Umberto is really quite taken with Catriona. But after their lovemaking, he learns that he has the chance to go on tour in the US, leaving straight away. This, for him, is ‘a golden opportunity’, something he’s been wanting for a very long time. He tells Catriona:
‘It’s not fair to ask you to wait. I respect you too much to be anything but honest with you. You’re young, you’ve got your life, your studies, your future glittering career that you’ve worked so hard for ahead of you. When I come back to Nice again, then who knows? I’ll know where to find you. But for now, let’s just keep this as a perfect memory. It’s better that way, trust me.’

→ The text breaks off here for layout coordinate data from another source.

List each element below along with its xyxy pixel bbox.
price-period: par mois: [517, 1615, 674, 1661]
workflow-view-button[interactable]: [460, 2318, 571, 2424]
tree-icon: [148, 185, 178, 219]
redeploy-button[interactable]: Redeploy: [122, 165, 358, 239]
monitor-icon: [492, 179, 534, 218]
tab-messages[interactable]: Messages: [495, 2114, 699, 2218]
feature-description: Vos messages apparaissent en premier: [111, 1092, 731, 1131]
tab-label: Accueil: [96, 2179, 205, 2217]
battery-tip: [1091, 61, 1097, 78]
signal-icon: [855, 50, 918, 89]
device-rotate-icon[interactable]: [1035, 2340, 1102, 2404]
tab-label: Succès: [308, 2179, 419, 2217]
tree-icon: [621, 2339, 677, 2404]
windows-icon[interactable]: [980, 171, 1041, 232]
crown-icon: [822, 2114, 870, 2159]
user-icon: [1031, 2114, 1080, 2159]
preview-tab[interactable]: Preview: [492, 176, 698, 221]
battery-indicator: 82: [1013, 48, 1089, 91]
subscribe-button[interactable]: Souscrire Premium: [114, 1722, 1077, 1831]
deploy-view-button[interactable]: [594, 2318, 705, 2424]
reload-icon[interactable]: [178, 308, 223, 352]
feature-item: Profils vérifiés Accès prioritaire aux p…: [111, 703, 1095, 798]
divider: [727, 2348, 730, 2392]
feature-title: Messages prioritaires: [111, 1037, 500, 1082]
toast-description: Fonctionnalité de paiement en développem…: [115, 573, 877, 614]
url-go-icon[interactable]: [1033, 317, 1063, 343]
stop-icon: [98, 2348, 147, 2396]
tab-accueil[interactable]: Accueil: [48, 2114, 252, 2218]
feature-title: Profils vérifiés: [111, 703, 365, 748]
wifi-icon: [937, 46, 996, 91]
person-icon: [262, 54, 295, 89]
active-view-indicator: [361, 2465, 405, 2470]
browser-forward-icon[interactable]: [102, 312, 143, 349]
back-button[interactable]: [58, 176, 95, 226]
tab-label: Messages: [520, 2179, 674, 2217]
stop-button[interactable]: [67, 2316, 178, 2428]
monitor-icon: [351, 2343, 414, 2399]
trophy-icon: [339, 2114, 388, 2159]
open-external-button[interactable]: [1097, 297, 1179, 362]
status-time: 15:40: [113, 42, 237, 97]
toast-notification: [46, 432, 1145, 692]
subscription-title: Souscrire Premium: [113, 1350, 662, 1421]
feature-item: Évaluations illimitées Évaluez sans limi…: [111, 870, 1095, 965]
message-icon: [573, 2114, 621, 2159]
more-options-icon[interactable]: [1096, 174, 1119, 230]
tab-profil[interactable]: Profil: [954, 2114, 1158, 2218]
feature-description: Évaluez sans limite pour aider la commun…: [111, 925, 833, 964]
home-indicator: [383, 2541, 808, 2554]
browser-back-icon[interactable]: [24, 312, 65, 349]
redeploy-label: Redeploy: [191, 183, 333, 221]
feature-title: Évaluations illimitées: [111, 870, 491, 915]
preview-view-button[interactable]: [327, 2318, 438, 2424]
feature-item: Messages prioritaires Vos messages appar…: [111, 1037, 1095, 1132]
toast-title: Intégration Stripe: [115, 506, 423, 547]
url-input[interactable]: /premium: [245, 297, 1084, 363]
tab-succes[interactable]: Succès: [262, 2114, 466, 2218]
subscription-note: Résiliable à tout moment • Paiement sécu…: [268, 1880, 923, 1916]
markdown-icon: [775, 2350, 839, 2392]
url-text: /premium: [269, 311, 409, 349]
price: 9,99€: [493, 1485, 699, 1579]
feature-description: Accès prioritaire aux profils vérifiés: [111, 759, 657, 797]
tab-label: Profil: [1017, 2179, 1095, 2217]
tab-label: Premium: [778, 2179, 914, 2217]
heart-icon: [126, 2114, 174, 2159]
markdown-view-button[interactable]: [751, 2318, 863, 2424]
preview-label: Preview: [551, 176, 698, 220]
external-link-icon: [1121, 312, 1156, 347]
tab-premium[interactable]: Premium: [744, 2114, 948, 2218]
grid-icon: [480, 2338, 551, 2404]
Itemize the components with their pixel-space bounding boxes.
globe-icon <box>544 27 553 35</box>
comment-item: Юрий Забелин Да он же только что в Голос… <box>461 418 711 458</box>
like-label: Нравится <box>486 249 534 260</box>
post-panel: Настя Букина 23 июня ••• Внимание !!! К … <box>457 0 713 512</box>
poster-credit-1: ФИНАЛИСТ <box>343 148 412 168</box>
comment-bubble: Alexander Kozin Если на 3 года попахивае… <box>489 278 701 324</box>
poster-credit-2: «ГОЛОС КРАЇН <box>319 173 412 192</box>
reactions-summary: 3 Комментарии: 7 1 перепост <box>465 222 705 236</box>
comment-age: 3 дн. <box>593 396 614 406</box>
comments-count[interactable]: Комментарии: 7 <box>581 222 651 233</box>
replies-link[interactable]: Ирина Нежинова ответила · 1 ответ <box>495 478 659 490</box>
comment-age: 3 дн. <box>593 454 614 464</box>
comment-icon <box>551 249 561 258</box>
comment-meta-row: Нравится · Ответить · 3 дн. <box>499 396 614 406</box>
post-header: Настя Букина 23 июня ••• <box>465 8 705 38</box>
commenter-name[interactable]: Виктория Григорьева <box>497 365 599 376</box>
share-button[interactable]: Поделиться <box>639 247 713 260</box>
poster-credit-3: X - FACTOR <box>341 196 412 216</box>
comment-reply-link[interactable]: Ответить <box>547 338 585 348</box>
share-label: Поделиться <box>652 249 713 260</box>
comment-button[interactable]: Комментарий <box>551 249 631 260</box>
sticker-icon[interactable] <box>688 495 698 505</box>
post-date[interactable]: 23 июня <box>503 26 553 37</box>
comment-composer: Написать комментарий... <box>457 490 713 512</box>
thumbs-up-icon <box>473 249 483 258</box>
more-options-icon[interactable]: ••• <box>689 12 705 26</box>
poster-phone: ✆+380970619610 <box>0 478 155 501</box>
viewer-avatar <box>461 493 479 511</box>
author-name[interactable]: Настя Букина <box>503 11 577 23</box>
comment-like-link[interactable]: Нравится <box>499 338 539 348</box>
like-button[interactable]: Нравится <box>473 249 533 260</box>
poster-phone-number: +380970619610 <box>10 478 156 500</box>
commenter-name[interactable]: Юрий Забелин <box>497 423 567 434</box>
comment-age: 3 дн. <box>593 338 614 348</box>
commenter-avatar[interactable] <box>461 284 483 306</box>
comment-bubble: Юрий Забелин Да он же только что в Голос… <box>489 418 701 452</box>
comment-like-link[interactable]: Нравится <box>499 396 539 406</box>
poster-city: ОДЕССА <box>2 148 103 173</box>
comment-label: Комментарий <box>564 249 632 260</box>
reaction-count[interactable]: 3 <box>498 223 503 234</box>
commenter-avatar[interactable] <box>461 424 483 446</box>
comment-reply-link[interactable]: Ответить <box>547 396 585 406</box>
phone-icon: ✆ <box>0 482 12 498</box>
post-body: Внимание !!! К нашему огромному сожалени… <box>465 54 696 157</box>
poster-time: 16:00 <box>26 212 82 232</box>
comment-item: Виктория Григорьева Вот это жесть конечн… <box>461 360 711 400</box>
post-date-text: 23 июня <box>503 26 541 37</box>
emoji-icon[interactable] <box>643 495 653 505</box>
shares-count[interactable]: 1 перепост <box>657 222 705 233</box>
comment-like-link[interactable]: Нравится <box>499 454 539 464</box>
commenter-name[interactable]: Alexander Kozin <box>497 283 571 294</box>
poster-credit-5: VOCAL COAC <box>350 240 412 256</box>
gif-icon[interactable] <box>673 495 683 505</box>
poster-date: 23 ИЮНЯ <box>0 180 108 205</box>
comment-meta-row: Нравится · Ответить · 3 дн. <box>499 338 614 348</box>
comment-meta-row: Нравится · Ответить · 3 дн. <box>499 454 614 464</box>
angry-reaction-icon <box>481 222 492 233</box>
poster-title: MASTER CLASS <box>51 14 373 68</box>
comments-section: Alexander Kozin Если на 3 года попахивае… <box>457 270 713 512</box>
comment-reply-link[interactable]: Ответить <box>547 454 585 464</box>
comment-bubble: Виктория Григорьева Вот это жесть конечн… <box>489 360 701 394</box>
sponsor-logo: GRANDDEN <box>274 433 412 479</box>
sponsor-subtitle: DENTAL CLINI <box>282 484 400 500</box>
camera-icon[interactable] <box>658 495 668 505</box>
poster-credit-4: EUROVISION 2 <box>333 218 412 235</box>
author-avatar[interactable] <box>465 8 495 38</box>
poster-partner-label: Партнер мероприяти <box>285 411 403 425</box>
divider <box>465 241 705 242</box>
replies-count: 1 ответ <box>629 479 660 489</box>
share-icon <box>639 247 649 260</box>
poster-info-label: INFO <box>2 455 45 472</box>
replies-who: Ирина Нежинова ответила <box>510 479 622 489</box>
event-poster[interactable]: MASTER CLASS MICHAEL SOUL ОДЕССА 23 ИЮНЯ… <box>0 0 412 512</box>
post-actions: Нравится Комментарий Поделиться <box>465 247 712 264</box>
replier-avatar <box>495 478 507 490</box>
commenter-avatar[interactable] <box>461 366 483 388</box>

Umberto is not cold to Catriona – she hears a note of regret in his tone – but he is crushing her nonetheless. He is proud and ambitious and full of the impetuousness and arrogance of youth: to think that Catriona will treasure this as a ‘perfect’ memory; to think that when he returns to Nice someday she may be waiting; to be so sure it is better this way.
When he leaves her, Catriona watches him walk away:
As she closed the gates behind her she saw his tall, imposing figure stride back to his house. Catriona willed him to look back at her just once, but he did not. The journey to America was his present – his future – and she was already in the past, one adventure in an ever-continuing chain. She stared after him, yearning and misery crashing together inside her as she realized that she would never see him again.
Of course, she does see Umberto again – though he does not ‘see’ her, for following a harrowing car accident, he has lost his sight. Pride comes before a fall, and Umberto has learnt through terrible hardship that he was wrong to think so much of his talent and his career. Now he has neither in his life, and he is alone and in despair – until Catriona walks back into his life.
But the history between Umberto and Catriona is so painful for her, and so raw, that she does not have the courage to tell him who she is – or how it is that she came to be a single mother. Had she met Umberto for the first time at the Lake Como villa, her feelings for him would be straightforward; but as it is, because of their history she is conflicted and confused. Umberto left her; he rejected her. She built a life without him, and she is reluctant to want him now – to love him.
Can Umberto redeem himself for the mistakes he made in his youth? Can he forgive himself for hurting Catriona and letting her go? And can Catriona forgive him for his rejection, and open her heart enough to tell Umberto who she is and the huge secret she is carrying? For as Bryant H. McGill put it, ‘There is no love without forgiveness, and there is no forgiveness without love.’